S&P, which follows Moody's in warning of a possible downgrading of the US's top credit rating, put America on negative watch on Thursday and said there was "at least a one-in-two likelihood" that it could downgrade its debt "by one or more notches ... if we conclude that Congress and the administration have not achieved a credible solution to the rising US government debt burden and are not likely to achieve one in the foreseeable future".

Obama said that political leaders "should not even be this close to a deadline on this issue", but he stood firm in his opposition to Republican plans for $2.4tn in immediate spending cuts. The president said to achieve that level of savings without added tax revenues would require the "gutting" of social programmes that he could not support. He said that when ordinary Americans are asked to contribute more to retirement and healthcare programmes, then "millionaires and billionaires can afford to do a bit more".

Republican leaders in the US Senate appeared to be edging closer to an emergency deal with Democrats that would permit the president to raise the debt ceiling unilaterally, but there was continued opposition from fiscal conservatives in the House of Representatives who view such an arrangement as a victory for the White House. Obama said that the Republicans had "boxed themselves in" with election commitments.

The Republican leadership in the House of Representatives said it won control of the lower house of Congress in last November's election with a mandate to sharply cut government spending without any increase in taxes.

The Tea Party movement and fiscal conservatives intend to hold newly elected House members to that commitment, and warn that any deal with the president that does not include deep cuts or permits tax increases will be viewed as a betrayal.
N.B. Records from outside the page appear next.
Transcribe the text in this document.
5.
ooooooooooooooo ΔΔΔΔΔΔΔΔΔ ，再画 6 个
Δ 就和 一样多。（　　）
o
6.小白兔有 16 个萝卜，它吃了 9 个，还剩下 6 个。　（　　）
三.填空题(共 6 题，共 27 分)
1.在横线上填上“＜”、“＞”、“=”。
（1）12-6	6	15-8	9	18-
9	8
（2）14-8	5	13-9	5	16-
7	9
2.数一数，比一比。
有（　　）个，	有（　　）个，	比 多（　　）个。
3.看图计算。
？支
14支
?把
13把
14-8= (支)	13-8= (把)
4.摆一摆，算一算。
Obama described any temporary solution that did not tackle long-term spending problems as the least attractive option. "We have a unique opportunity to do something big. We have a chance to stabilise America's finances for a decade, for 15 years or 20 years, if we're willing to seize the moment," he said.

John Chambers, chairman of S&P's sovereign ratings committee, also warned that an interim solution of the kind under discussion in the Senate would not be good enough and that Washington must tackle the long-term debt issue. "If you get a small agreement, that will lead to a downgrade," he told Reuters.